The book is framed around Derbyshire’s experience of mental health in their life: the origin story of their multiple, fluctuating diagnoses; and the birth of their inner voices which seem to constantly berate. The writing is sharp, pointed and punchy–sometimes a direct hit, a literary knock-out blow. Some chapters would stand on their own as beautiful flash-fiction pieces. Derbyshire will start with an idea, take it through winding and twisting paths, and end up at an unexpected destination.

Ever so gradually, Derbyshire shows us healing. I found this book impossible to read without questioning my own deeply held tenets of what mental health is. We all have a different narrative, with different internal experiences, and all with different causes and conditions. Mercy Gene is JD’s unique story, and I felt privileged to visit it.


Facing the Unseen: The Struggle to Center Mental Health Care in Medicine 
by Damon Tweedy (St.
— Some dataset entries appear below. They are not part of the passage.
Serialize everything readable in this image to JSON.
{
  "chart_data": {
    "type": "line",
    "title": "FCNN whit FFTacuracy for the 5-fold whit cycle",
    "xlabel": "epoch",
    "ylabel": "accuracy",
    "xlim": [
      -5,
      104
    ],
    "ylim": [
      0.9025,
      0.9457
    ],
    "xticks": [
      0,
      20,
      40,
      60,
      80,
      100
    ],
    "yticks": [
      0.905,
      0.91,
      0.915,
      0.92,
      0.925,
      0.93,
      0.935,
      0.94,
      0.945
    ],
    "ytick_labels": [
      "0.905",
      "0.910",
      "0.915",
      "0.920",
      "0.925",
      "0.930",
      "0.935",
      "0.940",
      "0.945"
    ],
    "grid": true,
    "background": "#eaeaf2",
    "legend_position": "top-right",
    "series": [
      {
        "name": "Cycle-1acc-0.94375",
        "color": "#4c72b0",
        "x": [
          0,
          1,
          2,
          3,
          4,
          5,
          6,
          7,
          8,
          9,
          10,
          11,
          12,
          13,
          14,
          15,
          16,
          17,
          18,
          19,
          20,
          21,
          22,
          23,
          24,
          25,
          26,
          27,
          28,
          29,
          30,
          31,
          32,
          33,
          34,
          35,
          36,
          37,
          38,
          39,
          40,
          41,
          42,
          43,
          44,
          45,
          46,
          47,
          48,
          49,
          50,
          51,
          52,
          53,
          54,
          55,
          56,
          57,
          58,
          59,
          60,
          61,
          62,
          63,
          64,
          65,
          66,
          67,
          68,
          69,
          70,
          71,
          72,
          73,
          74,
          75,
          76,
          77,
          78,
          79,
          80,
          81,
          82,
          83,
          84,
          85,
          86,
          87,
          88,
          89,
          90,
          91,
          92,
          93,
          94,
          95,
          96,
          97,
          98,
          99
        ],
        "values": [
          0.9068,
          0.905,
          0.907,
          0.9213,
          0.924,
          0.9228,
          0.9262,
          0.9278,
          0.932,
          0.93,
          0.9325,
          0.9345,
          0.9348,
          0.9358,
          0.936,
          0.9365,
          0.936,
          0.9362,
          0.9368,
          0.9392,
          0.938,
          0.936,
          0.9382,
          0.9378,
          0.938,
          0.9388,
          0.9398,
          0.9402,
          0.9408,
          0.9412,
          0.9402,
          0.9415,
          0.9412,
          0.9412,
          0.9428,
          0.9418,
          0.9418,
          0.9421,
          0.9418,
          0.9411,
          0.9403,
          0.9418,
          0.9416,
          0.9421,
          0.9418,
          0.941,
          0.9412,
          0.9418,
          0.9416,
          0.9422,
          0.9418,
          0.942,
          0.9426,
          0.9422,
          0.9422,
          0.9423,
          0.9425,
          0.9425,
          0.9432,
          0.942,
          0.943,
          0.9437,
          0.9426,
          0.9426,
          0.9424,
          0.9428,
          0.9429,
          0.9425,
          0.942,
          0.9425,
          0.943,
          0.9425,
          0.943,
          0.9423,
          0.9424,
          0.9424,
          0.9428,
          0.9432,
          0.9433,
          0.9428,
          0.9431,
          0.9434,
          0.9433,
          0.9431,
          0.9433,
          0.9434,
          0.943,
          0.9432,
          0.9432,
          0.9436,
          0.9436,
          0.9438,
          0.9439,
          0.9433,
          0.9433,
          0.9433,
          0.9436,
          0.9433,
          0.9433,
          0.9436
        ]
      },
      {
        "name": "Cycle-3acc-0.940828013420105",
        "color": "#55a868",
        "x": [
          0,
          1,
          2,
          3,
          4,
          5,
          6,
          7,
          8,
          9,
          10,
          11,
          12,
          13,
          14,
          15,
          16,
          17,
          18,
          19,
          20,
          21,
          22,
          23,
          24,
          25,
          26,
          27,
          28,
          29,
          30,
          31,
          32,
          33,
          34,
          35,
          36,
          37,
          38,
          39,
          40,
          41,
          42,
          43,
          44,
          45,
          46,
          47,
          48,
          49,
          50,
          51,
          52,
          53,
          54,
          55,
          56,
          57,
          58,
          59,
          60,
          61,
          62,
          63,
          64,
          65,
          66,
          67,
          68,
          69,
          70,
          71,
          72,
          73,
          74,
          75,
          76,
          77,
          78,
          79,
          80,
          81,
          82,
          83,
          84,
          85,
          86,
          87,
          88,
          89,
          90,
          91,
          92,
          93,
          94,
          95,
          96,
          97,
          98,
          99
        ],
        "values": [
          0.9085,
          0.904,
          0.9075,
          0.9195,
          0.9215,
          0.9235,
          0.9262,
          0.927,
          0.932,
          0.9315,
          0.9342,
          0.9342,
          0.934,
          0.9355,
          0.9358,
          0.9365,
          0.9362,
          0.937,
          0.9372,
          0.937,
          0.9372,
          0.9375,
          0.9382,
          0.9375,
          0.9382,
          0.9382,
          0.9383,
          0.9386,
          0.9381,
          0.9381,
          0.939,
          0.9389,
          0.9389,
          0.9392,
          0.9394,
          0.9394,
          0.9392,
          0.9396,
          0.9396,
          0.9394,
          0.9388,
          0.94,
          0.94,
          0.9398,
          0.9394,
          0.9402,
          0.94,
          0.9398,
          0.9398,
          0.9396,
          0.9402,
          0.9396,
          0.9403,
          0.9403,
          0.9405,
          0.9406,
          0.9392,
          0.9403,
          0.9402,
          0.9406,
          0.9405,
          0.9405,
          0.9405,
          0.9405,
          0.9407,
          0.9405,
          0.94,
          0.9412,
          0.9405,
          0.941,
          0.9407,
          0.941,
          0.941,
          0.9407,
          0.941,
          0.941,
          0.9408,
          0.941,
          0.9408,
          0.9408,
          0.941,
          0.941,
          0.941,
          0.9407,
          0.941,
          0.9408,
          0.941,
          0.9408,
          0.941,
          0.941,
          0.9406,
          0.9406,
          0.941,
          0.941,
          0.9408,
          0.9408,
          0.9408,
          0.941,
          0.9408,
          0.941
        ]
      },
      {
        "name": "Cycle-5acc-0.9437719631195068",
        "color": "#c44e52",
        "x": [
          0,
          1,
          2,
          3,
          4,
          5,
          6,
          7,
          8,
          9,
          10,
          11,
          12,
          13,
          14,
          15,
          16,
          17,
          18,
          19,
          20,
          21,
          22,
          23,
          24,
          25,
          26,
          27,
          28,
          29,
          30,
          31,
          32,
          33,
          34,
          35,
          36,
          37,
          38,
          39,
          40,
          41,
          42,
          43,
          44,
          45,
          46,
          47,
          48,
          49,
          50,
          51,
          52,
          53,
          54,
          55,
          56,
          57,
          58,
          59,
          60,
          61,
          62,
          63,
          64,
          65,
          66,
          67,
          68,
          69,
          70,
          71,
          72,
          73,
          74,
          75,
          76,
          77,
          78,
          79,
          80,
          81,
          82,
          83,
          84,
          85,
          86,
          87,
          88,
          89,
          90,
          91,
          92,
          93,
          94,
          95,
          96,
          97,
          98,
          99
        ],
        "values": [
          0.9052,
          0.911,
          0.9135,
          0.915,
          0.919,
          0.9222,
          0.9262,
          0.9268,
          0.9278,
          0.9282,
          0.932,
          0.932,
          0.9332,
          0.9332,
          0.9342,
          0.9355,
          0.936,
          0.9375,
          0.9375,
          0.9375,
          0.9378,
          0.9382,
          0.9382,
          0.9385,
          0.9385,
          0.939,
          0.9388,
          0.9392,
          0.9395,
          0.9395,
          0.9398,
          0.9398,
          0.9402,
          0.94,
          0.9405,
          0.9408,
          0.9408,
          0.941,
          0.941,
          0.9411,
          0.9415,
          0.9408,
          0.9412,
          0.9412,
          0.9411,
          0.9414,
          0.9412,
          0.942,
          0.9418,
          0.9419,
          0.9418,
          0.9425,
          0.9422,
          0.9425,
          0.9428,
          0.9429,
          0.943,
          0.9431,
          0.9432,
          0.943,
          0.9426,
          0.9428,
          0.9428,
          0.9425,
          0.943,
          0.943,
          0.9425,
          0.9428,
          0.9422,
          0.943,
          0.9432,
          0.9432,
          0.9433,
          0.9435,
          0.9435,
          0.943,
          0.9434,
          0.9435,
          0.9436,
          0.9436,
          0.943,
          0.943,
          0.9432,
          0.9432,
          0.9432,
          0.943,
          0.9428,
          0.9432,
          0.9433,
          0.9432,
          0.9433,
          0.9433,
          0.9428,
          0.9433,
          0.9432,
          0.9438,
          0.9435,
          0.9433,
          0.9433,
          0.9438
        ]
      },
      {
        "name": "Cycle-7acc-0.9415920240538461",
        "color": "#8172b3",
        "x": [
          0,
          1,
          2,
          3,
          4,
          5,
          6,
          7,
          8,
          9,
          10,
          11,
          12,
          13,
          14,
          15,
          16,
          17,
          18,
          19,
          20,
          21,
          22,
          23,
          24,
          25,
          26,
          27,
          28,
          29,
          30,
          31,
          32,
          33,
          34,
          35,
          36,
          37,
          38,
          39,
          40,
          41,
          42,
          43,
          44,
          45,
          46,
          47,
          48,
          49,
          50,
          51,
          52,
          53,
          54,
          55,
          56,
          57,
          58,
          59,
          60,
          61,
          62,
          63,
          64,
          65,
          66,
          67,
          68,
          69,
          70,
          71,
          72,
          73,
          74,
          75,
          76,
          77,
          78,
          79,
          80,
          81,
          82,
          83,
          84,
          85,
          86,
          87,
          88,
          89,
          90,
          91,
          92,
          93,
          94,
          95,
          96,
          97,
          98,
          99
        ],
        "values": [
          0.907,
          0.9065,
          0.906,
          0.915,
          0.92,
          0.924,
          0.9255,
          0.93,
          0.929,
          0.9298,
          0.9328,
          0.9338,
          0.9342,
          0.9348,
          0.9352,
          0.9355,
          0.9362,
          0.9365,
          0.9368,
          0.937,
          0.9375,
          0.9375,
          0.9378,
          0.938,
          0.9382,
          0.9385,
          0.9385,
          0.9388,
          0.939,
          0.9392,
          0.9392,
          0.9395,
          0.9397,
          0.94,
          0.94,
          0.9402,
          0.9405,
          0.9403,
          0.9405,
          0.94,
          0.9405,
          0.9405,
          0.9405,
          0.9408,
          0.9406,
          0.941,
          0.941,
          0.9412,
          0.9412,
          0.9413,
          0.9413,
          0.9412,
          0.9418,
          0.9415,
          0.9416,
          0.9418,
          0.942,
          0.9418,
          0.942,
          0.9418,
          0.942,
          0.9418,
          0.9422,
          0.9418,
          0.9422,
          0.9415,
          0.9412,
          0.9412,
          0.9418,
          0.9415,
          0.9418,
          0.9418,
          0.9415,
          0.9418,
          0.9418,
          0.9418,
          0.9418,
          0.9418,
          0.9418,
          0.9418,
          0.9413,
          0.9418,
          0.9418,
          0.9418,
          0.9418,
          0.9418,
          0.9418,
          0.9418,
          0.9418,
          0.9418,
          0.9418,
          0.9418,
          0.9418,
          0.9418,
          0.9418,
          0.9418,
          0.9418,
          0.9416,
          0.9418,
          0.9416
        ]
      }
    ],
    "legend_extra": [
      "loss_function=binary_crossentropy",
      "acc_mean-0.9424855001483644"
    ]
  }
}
Martin’s Press, 2024)

This is the book that I would have loved to write if I wanted to tell you how it is to become a Psychiatrist. I didn’t write such a book, but Dr. Tweedy did, and it’s fantastic. If I were to quote the parts of Dr. Tweedy’s second book Facing the Unseen that felt extremely relevant to me, I’d have to copy and paste the entire book here. I suppose that’s my way of saying that I really loved this nonfiction look at Tweedy’s medical training to become a Psychiatrist and his first years in practice, and if you’re interested in this topic, I’d highly suggest you pick this one up.

Tweedy highlights the disparities that face Psychiatry and its patients in the face of a bias towards non-psychiatric medicine: the divide between mind and body, where the body is prioritised. It’s a false dichotomy, of course, but his examples are pointed, and his experiences–along with my own–don’t lie. He questions our tendency to prescribe meds rather than psychotherapy, to stigmatise our patients with substance use disorders, to neglect the physical health of people once they are labelled with a psychiatric diagnosis.

I respect the fact that Tweedy raises legitimate questions–ones that present themselves during medical school and residency training–without inflammatory rhetoric. He gets that the mental health system is under-resourced! Highly recommended.